Our institutions of higher learning have had - and will have -- a significant impact on the long-term well-being of our Commonwealth. Education is the bridge between the abstract promise of freedom and the tangible promise of opportunity.

Ultimately, the debate over education funding, like other major public controversies, comes down to a fundamental conflict of visions about the relationship between people and their government - the conflict between Mr. Jefferson’s vision of empowering people, and the modern American impulse to empower bureaucracies and governmental institutions. It is, at its root, a conflict between those who believe that happiness is best produced through personal choice and individual self-determination, versus those who believe the surest route to happiness is through more central government planning.

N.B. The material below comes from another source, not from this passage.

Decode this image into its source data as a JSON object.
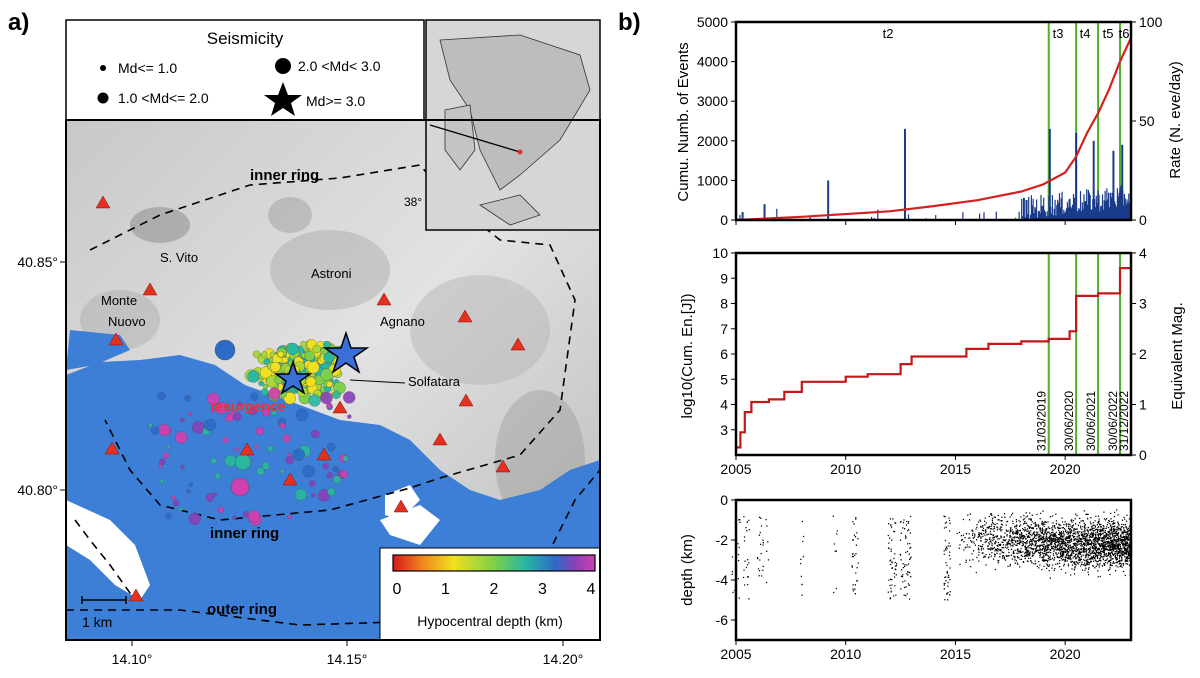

We must put the people of Virginia back in charge of their own destiny. Restoring personal safety and freedom is an essential part of our administration’s empowerment agenda. But we must also amend our fundamental law, our state constitution, to give our citizens greater protection against tax increases and greater direct control over their own government, through reforms such as initiative and referendum.

Some may believe it dangerous to place power in the hands of the people. But Mr. Jefferson put the matter simply. In a letter to Henry Lee shortly before his death, he wrote:

Men by their constitution are naturally divided into two parties:

  1. Those who fear and distrust the people, and wish to draw all power from them into the hands of the higher classes; and
  2. Those who identify themselves with the people, have confidence in them, cherish and consider them as the most honest and safe…depository of the public interests.

All of us must recognize, however, that the Jeffersonian ideal of liberty is not liberty in the sense of license, but liberty in the sense of personal responsibility.

With civil rights come civil responsibilities:

  • the responsibility of every individual to respect the person and property of others;
  • the responsibility of parents to teach their children the ideals and the values that will make them self-sufficient men and women; and
  • the responsibility of every one of us to give back to our communities, through public service and private charity, a measure of the time and talents and resources that this free society has enabled us to enjoy.

As you leave here today to blaze your own trail on the ever-widening international frontier - to pursue your own dreams and seize the opportunities before you - I ask you to consider the great tradition of which you are a part, the tradition of Jefferson, the tradition of this University in public service. Keep your eye on your personal goals, but take time also to reflect on the larger society of which you are a part and the needs that are around you.

From its inception, this University was designed to inculcate the personal responsibilities and values of honor, integrity and service to others. Your vote this year to keep the student-run Honor System brings credit to your education and to the University. You give guidance to others and show another unique virtue of Mr. Jefferson’s academic village.

Please bring those values with you as you leave and enter the varied worlds of work, with the outstanding academic skills you have learned on the Grounds.

I am confident that, if you do that, you will look back on your life and labors with satisfaction, knowing that you have not only enjoyed the blessings of life, liberty and the pursuit of happiness, but have done your part to preserve them for others.

A UVA graduate is a very special person and much is expected of you. It is the great hope of Virginia that you have been prepared to be in positions of leadership; to not just be self-sufficient, but to devote your time and talents to a higher calling - to improve the opportunities of your fellow human beings.

So on this momentous day, I extend my congratulations and offer my very best wishes to each one of you. You have a great future. Remember, with you rests the preservation of the empowering spirit of Jeffersonian principles. Through your service to mankind, may John Adams' dying words continue to ring true: Jefferson lives!